NEW YORK (Reuters Health) – In hypertensive patients, exercise training improves baroreflex control of muscle sympathetic nerve activity and heart rate, and leads to decreased blood pressure, a study shows.

In the study, Dr. Mateus C. Laterza of the Heart Institute, University of Sao Paulo, Brazil and colleagues had 11 never-treated hypertensive patients in their mid-40s participate in three hour-long exercise training sessions per week for 4 months. Another 9 never-treated hypertensive patients did not participate in exercise training. An age-matched normotensive exercise-trained group of 12 individuals was also studied.

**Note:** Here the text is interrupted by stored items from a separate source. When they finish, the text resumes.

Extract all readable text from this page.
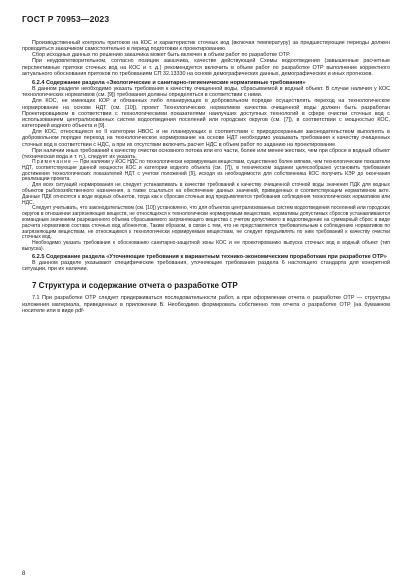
ГОСТ Р 70953—2023

Производственный контроль притоков на КОС и характеристик сточных вод (включая температуру) за предшествующие периоды должен проводиться заказчиком самостоятельно в период подготовки к проектированию.

Сбор исходных данных по решению заказчика может быть включен в объем работ по разработке ОТР.

При неудовлетворительном, согласно позиции заказчика, качестве действующей Схемы водоотведения (завышенные расчетные перспективные притоки сточных вод на КОС и т. д.) рекомендуется включить в объем работ по разработке ОТР выполнение корректного актуального обоснования притоков по требованиям СП 32.13330 на основе демографических данных, демографических и иных прогнозов.

6.2.4 Содержание раздела «Экологические и санитарно-гигиенические нормативные требования»

В данном разделе необходимо указать требования к качеству очищенной воды, сбрасываемой в водный объект. В случае наличия у КОС технологических нормативов (см. [9]) требования должны определяться в соответствии с ними.

Для КОС, не имеющих КОР и обязанных либо планирующих в добровольном порядке осуществлять переход на технологическое нормирование на основе НДТ (см. [10]), проект Технологических нормативов качества очищенной воды должен быть разработан Проектировщиком в соответствии с технологическими показателями наилучших доступных технологий в сфере очистки сточных вод с использованием централизованных систем водоотведения поселений или городских округов (см. [7]), в соответствии с мощностью КОС, категорией водного объекта и [9].

Для КОС, относящихся ко II категории НВОС и не планирующих в соответствии с природоохранным законодательством выполнять в добровольном порядке переход на технологическое нормирование на основе НДТ необходимо указывать требования к качеству очищенных сточных вод в соответствии с НДС, а при их отсутствии включить расчет НДС в объем работ по заданию на проектирование.

При наличии иных требований к качеству очистки основного потока или его части, более или менее жестких, чем при сбросе в водный объект (техническая вода и т. п.), следует их указать.

Примечание — При наличии у КОС НДС по технологически нормируемым веществам, существенно более мягким, чем технологические показатели НДТ, соответствующие данной мощности КОС и категории водного объекта (см. [7]), в техническом задании целесообразно установить требования достижения технологических показателей НДТ с учетом положений [9], исходя из необходимости для собственника КОС получить КЭР до окончания реализации проекта.

Для всех ситуаций нормирования не следует устанавливать в качестве требований к качеству очищенной сточной воды значения ПДК для водных объектов рыбохозяйственного назначения, а также ссылаться на обеспечение данных значений, приведенных в соответствующем нормативном акте. Данные ПДК относятся к воде водных объектов, тогда как к сбросам сточных вод предъявляются требования соблюдения технологических нормативов или НДС.

Следует учитывать, что законодательством (см. [10]) установлено, что для объектов централизованных систем водоотведения поселений или городских округов в отношении загрязняющих веществ, не относящихся к технологически нормируемым веществам, нормативы допустимых сбросов устанавливаются командным значением разрешенного объема сбрасываемого загрязняющего вещества с учетом допустимого в водоотведение на суммарный сброс в виде расчета нормативов состава сточных вод абонентов. Таким образом, в связи с тем, что не представляется требовательным к соблюдению нормативов по загрязняющим веществам, не относящимся к технологически нормируемым веществам, не следует предъявлять по ним требований к качеству очистки сточных вод.

Необходимо указать требования к обоснованию санитарно-защитной зоны КОС и ее проектированию выпуска сточных вод в водный объект (тип выпуска).

6.2.5 Содержание раздела «Уточняющие требования к вариантным технико-экономическим проработкам при разработке ОТР»

В данном разделе указывают специфические требования, уточняющие требования раздела 6 настоящего стандарта для конкретной ситуации, при их наличии.

7 Структура и содержание отчета о разработке ОТР

7.1 При разработке ОТР следует придерживаться последовательности работ, а при оформлении отчета о разработке ОТР — структуры изложения материала, приведенных в приложении В. Необходимо формировать собственно том отчета о разработке ОТР (на бумажном носителе или в виде pdf-

8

At baseline, BP and muscle sympathetic nerve activity (MSNA) levels were similar in the two hypertensive groups but significantly increased relative to the normotensive group. Baroreflex control of MSNA and heart rate, "assessed by stepwise intravenous infusions of phenylephrine and sodium nitroprusside," were also similar at baseline in the hypertensive groups but significantly decreased relative to the normotensive group.

In hypertensive patients, exercise training led to a significant reduction in BP and MSNA levels and a significant increase in baroreflex control of MSNA and heart rate during increases and decreases in BP, the team reports in the June issue of the journal Hypertension.

"The baseline (preintervention) difference in baroreflex sensitivity between hypertensive patients and normotensive individuals was no longer observed after exercise training," Dr. Laterza and colleagues note. No marked changes in the studied parameters were observed in untrained hypertensive patients.

The researchers note that a reduction in baroreflex sensitivity has been shown previously to be an independent risk factor for sudden death after acute myocardial infarction. "Thus, it is reasonable to expect that the improvement in baroreflex sensitivity plays a protective role in hypertensive patients," they write.